A new sensing-throughput tradeoff scheme in cooperative multiband cognitive radio network

Abstract

A conventional cognitive radio network (CRN) uses the spectrum of the licensed primary network (PN) on the premise of detecting the absence of the PN by the spectrum sensing of the sensor node (SN). In this paper, a cooperative multiband CRN is considered, wherein the SNs are allowed to use some time of the transmission slot to relay PN data by cooperative communication, while using the remaining time of the transmission slot to forward its own data, over multiple sub-bands during each frame, if the presence of PN is detected by cooperative spectrum sensing of the SNs in the sensing slot. A new sensing-throughput tradeoff scheme is formulated as a multi-variable optimization problem, which maximizes the average aggregate throughput of the CRN over all the sub-bands by jointly optimizing spectrum sensing time and sub-band transmission power, subject to the constraints on the average aggregate throughput of the PN, the maximal aggregate power of each SN, and the false alarm and detection probabilities of each sub-band.

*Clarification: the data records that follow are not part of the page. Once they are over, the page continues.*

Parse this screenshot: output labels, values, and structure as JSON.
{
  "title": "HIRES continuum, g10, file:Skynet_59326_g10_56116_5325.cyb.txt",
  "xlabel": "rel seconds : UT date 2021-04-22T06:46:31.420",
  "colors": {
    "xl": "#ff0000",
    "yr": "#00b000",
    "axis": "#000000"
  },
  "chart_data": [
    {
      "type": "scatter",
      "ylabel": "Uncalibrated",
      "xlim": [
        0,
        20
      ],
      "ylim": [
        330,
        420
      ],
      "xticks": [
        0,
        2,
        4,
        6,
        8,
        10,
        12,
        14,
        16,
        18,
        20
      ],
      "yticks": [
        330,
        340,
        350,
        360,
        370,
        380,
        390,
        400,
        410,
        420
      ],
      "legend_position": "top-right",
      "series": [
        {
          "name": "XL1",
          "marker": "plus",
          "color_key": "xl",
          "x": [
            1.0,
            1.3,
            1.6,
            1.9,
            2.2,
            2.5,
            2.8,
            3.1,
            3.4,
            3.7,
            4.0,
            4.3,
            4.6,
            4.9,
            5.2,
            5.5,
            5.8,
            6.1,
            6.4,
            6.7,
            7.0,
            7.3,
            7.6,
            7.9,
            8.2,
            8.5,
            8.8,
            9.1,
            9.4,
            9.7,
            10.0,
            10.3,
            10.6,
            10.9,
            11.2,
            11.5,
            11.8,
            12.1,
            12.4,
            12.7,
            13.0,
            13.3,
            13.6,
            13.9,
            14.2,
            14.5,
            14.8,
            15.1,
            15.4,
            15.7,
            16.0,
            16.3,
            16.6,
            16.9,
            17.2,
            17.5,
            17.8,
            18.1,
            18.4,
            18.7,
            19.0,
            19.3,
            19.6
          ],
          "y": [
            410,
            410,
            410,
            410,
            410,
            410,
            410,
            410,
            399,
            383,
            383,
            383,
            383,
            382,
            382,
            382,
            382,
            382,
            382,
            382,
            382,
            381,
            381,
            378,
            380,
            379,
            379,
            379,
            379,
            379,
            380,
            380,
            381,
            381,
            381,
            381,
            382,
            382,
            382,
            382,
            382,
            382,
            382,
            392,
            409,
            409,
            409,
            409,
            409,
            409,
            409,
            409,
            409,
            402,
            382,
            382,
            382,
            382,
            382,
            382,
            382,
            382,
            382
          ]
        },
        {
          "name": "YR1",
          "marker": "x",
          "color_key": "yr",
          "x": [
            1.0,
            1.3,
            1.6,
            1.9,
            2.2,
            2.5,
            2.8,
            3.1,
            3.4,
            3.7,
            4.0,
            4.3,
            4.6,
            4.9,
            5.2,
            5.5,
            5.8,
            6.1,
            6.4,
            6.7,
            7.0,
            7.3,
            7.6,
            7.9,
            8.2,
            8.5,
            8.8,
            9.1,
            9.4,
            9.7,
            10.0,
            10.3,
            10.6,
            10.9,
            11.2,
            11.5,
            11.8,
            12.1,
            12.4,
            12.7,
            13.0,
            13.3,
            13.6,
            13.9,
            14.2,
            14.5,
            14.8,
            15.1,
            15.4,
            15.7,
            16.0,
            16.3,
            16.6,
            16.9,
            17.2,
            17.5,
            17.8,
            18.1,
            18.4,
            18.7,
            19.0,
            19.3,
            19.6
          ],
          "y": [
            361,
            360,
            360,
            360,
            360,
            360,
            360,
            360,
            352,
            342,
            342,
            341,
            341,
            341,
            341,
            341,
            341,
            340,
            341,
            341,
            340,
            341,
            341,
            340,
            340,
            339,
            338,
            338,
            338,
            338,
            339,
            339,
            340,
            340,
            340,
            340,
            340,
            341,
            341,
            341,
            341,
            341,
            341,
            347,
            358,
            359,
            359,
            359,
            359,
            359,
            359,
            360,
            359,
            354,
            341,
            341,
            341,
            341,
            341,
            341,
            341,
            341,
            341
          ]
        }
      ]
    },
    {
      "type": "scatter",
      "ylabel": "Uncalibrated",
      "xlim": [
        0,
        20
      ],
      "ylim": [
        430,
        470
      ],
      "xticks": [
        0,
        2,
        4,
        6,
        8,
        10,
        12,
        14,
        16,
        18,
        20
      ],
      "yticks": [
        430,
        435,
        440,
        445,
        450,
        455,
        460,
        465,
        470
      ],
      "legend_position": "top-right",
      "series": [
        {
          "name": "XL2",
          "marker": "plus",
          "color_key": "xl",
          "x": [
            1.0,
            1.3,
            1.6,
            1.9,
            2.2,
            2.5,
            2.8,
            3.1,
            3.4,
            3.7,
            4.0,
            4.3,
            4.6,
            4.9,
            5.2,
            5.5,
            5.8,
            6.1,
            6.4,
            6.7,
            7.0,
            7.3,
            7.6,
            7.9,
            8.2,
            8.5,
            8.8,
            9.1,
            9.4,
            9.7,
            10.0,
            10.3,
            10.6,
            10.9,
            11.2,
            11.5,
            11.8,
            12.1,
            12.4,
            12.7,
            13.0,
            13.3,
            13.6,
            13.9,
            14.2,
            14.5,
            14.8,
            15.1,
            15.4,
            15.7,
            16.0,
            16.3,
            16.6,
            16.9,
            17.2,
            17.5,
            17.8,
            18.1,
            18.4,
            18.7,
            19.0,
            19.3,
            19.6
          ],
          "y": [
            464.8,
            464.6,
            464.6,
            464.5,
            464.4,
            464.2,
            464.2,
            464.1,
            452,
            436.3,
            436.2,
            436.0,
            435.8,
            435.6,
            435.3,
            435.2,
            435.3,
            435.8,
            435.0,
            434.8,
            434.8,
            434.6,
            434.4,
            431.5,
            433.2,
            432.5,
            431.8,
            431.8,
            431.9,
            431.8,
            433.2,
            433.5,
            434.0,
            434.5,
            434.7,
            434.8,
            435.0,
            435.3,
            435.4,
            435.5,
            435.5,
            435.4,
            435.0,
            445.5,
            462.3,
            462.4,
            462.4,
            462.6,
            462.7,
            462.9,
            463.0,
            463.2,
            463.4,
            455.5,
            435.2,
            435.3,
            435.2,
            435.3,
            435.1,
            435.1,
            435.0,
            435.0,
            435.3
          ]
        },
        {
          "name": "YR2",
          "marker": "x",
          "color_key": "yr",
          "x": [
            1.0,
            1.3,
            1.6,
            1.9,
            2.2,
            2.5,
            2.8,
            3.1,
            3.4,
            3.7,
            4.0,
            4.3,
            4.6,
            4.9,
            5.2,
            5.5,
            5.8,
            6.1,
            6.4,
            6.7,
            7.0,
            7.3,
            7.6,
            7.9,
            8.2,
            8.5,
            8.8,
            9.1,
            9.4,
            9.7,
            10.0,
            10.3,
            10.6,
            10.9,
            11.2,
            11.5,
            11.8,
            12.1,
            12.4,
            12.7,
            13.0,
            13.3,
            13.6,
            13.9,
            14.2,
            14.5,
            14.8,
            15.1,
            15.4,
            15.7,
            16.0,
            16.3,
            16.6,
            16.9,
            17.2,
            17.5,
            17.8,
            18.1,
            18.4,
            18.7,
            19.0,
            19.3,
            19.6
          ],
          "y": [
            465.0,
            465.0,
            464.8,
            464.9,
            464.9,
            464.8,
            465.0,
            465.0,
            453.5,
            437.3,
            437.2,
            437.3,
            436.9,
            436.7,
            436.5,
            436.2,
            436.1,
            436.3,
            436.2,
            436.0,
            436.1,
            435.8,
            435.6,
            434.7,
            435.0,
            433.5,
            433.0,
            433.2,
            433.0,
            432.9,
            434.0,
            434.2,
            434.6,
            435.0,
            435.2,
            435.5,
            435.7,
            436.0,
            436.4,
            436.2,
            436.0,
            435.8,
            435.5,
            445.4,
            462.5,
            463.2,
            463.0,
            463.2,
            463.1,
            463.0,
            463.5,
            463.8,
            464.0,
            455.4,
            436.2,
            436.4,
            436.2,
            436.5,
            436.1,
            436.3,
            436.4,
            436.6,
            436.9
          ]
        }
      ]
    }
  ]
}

The bi-level optimization method is adopted to obtain the optimal solution by dividing the multi-variable optimization problem into two convex single-variable sub-optimization problems. The simulations show that there exists the optimal sensing time and sub-band transmission power that maximize the average aggregate throughput of the CRN and, compared with the conventional scheme, the throughput obtained by the proposed scheme is outstanding. © 2014 John Wiley & Sons, Ltd.